Magistrate Tittle's guilt grew with the years. He became increasingly depressed and intimidated when Judge Endo called from time to time to remind him of the favor and the necessity of going to the grave, in this case Hollywood Cemetery, with the secret swap that had brought about Tittle's dream-come-true. Magistrate Tittle never told a soul.
He confessed his sin to God and swore to make restitution. Tittle took photographs no more. He resigned from the barter club. He reported its members to the IRS. He turned in the neighbor who illegally hooked up cable. Tittle exposed the lady in the grocery store who was trying to pass expired manufacturers' coupons. He admitted when something was his fault. He was humble and hardworking.
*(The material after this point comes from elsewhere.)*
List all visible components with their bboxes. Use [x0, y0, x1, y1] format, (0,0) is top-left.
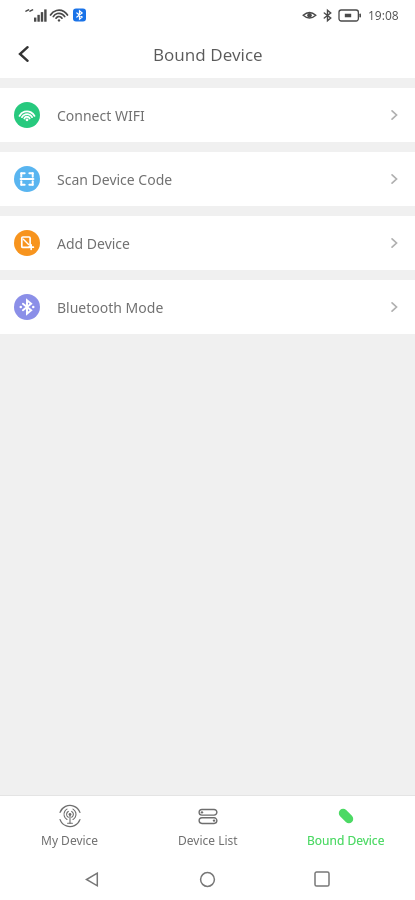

Magistrate Tittle became known for his zero tolerance of felons, fools, rotten kids and stupid cops. He was admired for his fairness and truth if one was unjustly accused. This was both good and bad for Officer Rhoad, who had not made an arrest in over twenty years. When Rhoad had flipped through the Virginia code, looking for charges to bring against Patty Passman, he had been certain Magistrate Tittle would empathize and go with life imprisonment with no TV or chances for appeals and lawsuits.
Tittle was reaching back to the coffeemaker to pour another cup, his grim gray suit jacket draped over a chair, when Officer Rhoad appeared at his window.
'I need to get some warrants,' Rhoad said.
'What makes you think I can see you right this minute?' said Tittle.